Without a strong net neutrality framework in place, fights like the one between Verizon and Netflix will continue to get nastier. As the (paywalled) Wall Street Journal
reported (
summary at the free Ars Technica), that feud is flaring up as Verizon is demanding payments for carrying what it calls excessive traffic, and since Netflix is refusing, Verizon is slowing down Netflix's streaming over its network. As Ars Technica noted, Netflix is putting pressure on ISPs itself, pushing them to connect to its distribution network in order to give its customers "Super HD" Netflix video.
—
The NSA and WikiLeaks: Still more news continues to drip out of the U.S. National Security Agency documents leaked by Edward Snowden — this week brought stories of the
NSA spying on a U.S. law firm representing Indonesia in a trade dispute with the U.S., and of
NSA and British GCHQ surveillance of activist groups like WikiLeaks and Anonymous and the file-sharing site Pirate Bay. The Verge's Adi Robertson
gave some more explanation of the latter report, noting that these documents are a little less conclusive than others that have been leaked.
Tim Cushing of Techdirt
pointed out the threat of users' data being swept in NSA surveillance of The Pirate Bay, and Trevor Timm of the Freedom of the Press Foundation
condemned the tactics against WikiLeaks as an attack on press freedom. Alexa O'Brien, a journalist who has covered WikiLeaks and the Chelsea Manning case, also
reported on newly published court documents that provide some new details on several years of the U.S. investigation into WikiLeaks and its founder, Julian Assange.
Meanwhile, Britain's High Court
upheld the legality of the U.K.'s detention under anti-terrorism laws of David Miranda, partner of The Intercept's Glenn Greenwald, for his possession of the Snowden documents last August.
Greenwald, the
Freedom of the Press Foundation's Timm, and Firedoglake's
Kevin Gosztola all criticized the court for accepting the U.K. government's argument that publication of the Snowden documents fell under the terrorism statute, calling the ruling an attack on journalism.
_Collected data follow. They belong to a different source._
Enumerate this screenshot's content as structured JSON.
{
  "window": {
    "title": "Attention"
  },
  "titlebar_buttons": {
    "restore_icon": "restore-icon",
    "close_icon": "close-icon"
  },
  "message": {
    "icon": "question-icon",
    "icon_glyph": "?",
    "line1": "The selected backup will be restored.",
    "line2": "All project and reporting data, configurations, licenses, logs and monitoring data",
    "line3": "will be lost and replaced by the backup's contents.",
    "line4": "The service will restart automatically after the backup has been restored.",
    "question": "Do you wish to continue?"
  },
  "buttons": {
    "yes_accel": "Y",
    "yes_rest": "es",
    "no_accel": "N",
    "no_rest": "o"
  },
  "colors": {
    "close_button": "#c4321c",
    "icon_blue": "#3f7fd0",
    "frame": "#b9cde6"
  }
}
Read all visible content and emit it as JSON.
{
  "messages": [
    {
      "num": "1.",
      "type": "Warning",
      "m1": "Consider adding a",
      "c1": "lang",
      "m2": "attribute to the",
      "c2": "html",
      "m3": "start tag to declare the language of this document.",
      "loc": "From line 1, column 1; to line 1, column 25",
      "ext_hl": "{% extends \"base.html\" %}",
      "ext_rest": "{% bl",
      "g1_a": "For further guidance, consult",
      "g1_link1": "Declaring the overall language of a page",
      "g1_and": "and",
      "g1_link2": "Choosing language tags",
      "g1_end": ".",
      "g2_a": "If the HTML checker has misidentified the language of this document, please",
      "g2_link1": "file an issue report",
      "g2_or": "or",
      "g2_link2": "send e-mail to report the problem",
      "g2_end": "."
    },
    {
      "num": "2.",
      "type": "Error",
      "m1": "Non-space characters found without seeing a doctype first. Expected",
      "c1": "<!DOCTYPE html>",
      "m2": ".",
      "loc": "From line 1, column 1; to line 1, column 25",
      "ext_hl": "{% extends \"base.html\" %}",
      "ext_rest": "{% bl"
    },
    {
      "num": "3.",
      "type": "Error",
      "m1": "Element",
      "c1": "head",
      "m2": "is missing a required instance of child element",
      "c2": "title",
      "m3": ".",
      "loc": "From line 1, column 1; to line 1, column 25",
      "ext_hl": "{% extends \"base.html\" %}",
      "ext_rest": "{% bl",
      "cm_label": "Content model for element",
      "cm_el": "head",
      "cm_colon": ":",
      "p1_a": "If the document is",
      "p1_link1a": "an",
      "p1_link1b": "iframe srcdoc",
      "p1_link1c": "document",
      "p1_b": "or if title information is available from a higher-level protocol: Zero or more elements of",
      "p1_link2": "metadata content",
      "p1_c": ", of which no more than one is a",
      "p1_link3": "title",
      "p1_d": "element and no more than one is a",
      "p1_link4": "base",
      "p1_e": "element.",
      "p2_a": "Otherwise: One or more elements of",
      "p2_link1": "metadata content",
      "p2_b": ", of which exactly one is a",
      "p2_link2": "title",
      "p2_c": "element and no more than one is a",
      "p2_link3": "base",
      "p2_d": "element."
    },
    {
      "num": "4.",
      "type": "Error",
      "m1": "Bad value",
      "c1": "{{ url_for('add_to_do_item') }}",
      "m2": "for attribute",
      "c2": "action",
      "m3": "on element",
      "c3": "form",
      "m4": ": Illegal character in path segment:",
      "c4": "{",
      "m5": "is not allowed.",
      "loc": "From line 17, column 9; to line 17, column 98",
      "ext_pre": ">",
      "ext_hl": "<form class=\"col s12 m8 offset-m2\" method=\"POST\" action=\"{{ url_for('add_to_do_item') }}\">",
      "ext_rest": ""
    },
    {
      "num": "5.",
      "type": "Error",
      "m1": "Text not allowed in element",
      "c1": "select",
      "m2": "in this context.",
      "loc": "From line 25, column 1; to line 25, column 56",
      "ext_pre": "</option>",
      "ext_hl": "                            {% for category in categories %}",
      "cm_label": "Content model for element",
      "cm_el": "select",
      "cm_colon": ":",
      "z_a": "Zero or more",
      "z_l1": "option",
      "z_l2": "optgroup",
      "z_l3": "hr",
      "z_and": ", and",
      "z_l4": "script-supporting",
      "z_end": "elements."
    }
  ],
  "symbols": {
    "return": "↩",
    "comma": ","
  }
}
Reading roundup: A few other stories that drew some discussion this week:
— Some additional pieces of the ongoing conversation about Facebook and viral publishers: Salon's Alex Pareene
looked at Facebook's News Feed algorithm changed and the relationship between viral content and making money in online publishing, and Mathew Ingram of Gigaom
pushed back against the report that Upworthy's traffic was crushed by that algorithm tweak, while Len Kendall
defended Upworthy's approach more generally. The Lab's Caroline O'Donovan also
examined BuzzFeed's shift toward quizzes as its most ubiquitous form of viral content.
— LinkedIn
expanded its publishing platform, which had been limited to a number of "influencers," to all of its users. The New York Times looked at the move as
a way to boost its sagging usage rate, and Gigaom's Mathew Ingram noted that
LinkedIn has the advantage of having an existing revenue-generating business that can subsidize its publishing arm. Meanwhile, former New York Times digital editor
Martin Nisenholtz and Sulia's
Jonathan Glick wondered whether the Times should consider becoming a publishing platform, too.
— The Women's Media Center
released its annual report on the status of women in the American media, and as
Sara Morrison at Poynter and
Edirin Oputu at the Columbia Journalism Review both noted, the numbers are pretty dismal in every category, especially in sports. Slate's Amanda Hess did
point out a couple of organizations that are leading the way in making sure women are represented — MSNBC and ESPN.
— Boston magazine published a
long profile of new Boston Globe owner John Henry, and it included the nugget,
helpfully highlighted by the Lab's Joshua Benton, that the paper is switching its paid site, BostonGlobe.com, from a hard paywall to a metered model.
— Finally, Microsoft researcher danah boyd
gave an interesting Q&A to Fast Company about teens' use of social media based on her new book on the subject.